A nova determinação, divulgada pelo órgão regulador da internet chinês na quarta-feira (16), é uma versão atualizada da polêmica Lei de Cibersegurança, em vigor desde 2017 no país. Há cinco anos, ela impõe restrições ao que os usuários da rede podem compartilhar, particularmente conteúdo que potencialmente prejudique a “honra nacional”, “perturbe a ordem econômica e social” ou intencione “derrubar o sistema socialista”.

“Onde quer que os comentários sejam permitidos em notícias, um sistema deve ser configurado para revisá-los antes da postagem”, disse uma diretiva da Administração do Ciberespaço da China (CAC, da sigla em inglês), a agência nacional de regulação, censura, supervisão e controle da rede mundial de computadores.

Mulher chinesa checa seu smartphone (Foto: Unsplash/Divulgação)

A diretiva acrescentou que as regras irão valer para todas as plataformas que tenham capacidade para exibir opinião pública, podendo ser em comentários em forma de texto, imagens, áudio, vídeo e até emojis.

Para se adequar à nova lei, os provedores deverão criar equipes de moderação que trabalharão exclusivamente na revisão e edição dos comentários. Além disso, terão de gerenciar um sistema de “classificação de usuários”, que irá avaliar o comportamento dos internautas nos espaços virtuais.

Operadoras que descumprirem a norma enfrentarão advertências e estarão sujeitas a punições, como multas e suspensão do recurso de comentários ou mesmo de todo o serviço.

O novo regulamento do CAC ocorre em meio ao crescente descontentamento público com os rígidos controles sanitários estabelecidos pela política “Zero Covid” do governo Xi Jinping, que teve como a mais nova vítima uma bebê de apenas quatro meses de idade, cuja morte foi relatada na internet pelo pai da criança.

Em outubro, um estudo divulgado pela ONG norte-americana Freedom House apontou Beijing como “o pior ambiente para a liberdade na internet”, conforme o índice anual da liberdade global na rede. Segundo o documento, o país se manteve no topo ao reforçar seu controle sobre o setor de tecnologia, à medida que estabeleceu “novas regras que exigem que as plataformas usem seus sistemas algorítmicos para promover a ideologia do Partido Comunista Chinês (PCC)”. 

Por que isso importa?

Na China, o simples fato de citar a democracia leva à repressão do Estado. Algo que ficou claro nos protestos de 2019 em Hong Kong, que até hoje rendem prisões e denúncias contra seus organizadores e participantes. Segundo a ONG Hong Kong Watch, baseada no Reino Unido, até o dia 31 de janeiro deste ano, 10.294 pessoas foram presas por motivação política em Hong Kong, sendo que cerca de 2,3 mil foram posteriormente processadas pelo Estado.

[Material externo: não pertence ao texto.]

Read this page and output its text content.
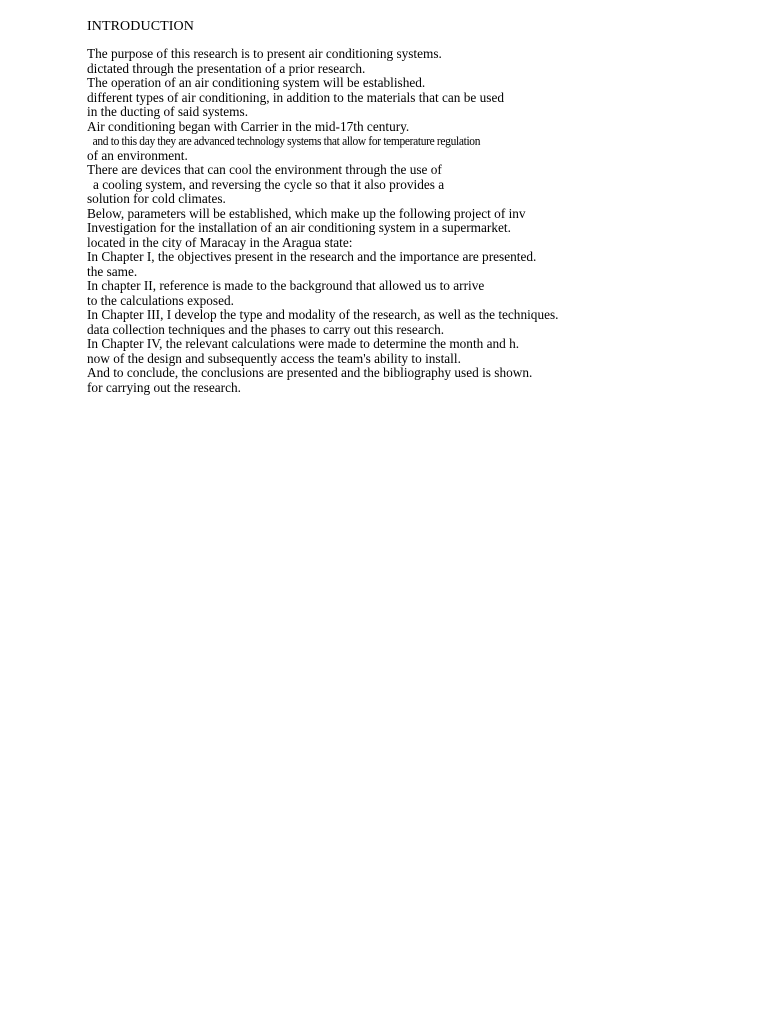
INTRODUCTION
The purpose of this research is to present air conditioning systems.
dictated through the presentation of a prior research.
The operation of an air conditioning system will be established.
different types of air conditioning, in addition to the materials that can be used
in the ducting of said systems.
Air conditioning began with Carrier in the mid-17th century.
and to this day they are advanced technology systems that allow for temperature regulation
of an environment.
There are devices that can cool the environment through the use of
a cooling system, and reversing the cycle so that it also provides a
solution for cold climates.
Below, parameters will be established, which make up the following project of inv
Investigation for the installation of an air conditioning system in a supermarket.
located in the city of Maracay in the Aragua state:
In Chapter I, the objectives present in the research and the importance are presented.
the same.
In chapter II, reference is made to the background that allowed us to arrive
to the calculations exposed.
In Chapter III, I develop the type and modality of the research, as well as the techniques.
data collection techniques and the phases to carry out this research.
In Chapter IV, the relevant calculations were made to determine the month and h.
now of the design and subsequently access the team's ability to install.
And to conclude, the conclusions are presented and the bibliography used is shown.
for carrying out the research.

A internet também deixa claro que os valores democráticos não têm vez na China, que bloqueia as redes sociais dos EUA e utiliza suas próprias versões, estas submetidas à censura do PCC. É o caso do Weibo. Lá, uma postagem do jornal estatal People’s Daily sobre o ataque do Ministério das Relações Exteriores à democracia norte-americana recebeu inicialmente cerca de 2,7 mil comentários. Depois de a censura começar a agir, restaram pouco mais de uma dúzia.

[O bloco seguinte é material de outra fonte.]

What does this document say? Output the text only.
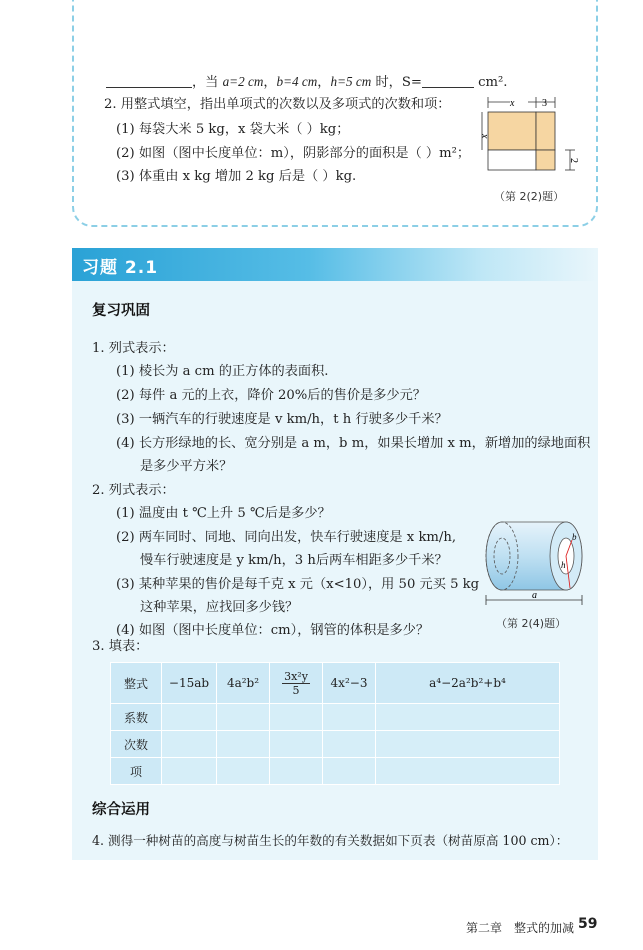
，当 a=2 cm，b=4 cm，h=5 cm 时，S=	cm².
2. 用整式填空，指出单项式的次数以及多项式的次数和项：
(1) 每袋大米 5 kg，x 袋大米（ ）kg；
(2) 如图（图中长度单位：m），阴影部分的面积是（ ）m²；
(3) 体重由 x kg 增加 2 kg 后是（ ）kg.
x	3
x
2
（第 2(2)题）
习题 2.1
复习巩固
1. 列式表示：
(1) 棱长为 a cm 的正方体的表面积.
(2) 每件 a 元的上衣，降价 20%后的售价是多少元？
(3) 一辆汽车的行驶速度是 v km/h，t h 行驶多少千米？
(4) 长方形绿地的长、宽分别是 a m，b m，如果长增加 x m，新增加的绿地面积
是多少平方米？
2. 列式表示：
(1) 温度由 t ℃上升 5 ℃后是多少？
(2) 两车同时、同地、同向出发，快车行驶速度是 x km/h,
慢车行驶速度是 y km/h，3 h后两车相距多少千米？
(3) 某种苹果的售价是每千克 x 元（x<10），用 50 元买 5 kg
这种苹果，应找回多少钱？
(4) 如图（图中长度单位：cm），钢管的体积是多少？
b
h
a
（第 2(4)题）
3. 填表：
整式	−15ab	4a²b²	$\frac{\text{3x²y}}{5}$	4x²−3	a⁴−2a²b²+b⁴
系数					
次数					
项					
综合运用
4. 测得一种树苗的高度与树苗生长的年数的有关数据如下页表（树苗原高 100 cm）：
第二章　整式的加减 59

E a repressão imposta pela China a seus cidadãos já ultrapassa as próprias fronteiras. Artigo publicado pela revista Foreign Policy em outubro do ano passado mostra como o PCC, fazendo uso da lei de segurança nacional de Hong Kong, tem poder para calar críticos que vivem a milhares de quilômetros de distância.

Aconteceu, por exemplo, com o empresário britânico Bill Browder, alertado pelo Ministério das Relações Exteriores do Reino Unido a não viajar para países que honrem os tratados de extradição com Hong Kong. Ativista em defesa de sanções contra funcionários do governo britânico cúmplices de abusos dos direitos humanos, ele poderia ser preso e extraditado para o território controlado pela China por seu discurso crítico contra os abusos cometidos pelo PCC.

Isso porque a lei de segurança nacional prevê a acusação de qualquer pessoa, em qualquer lugar, por discurso considerado hostil aos interesses de segurança chineses. “Os ditames da China afetam os esportes, Hollywood, o mundo editorial, os meios de comunicação e o jornalismo, o ensino superior, as empresas de tecnologia e mídia social e muito mais”, diz o artigo.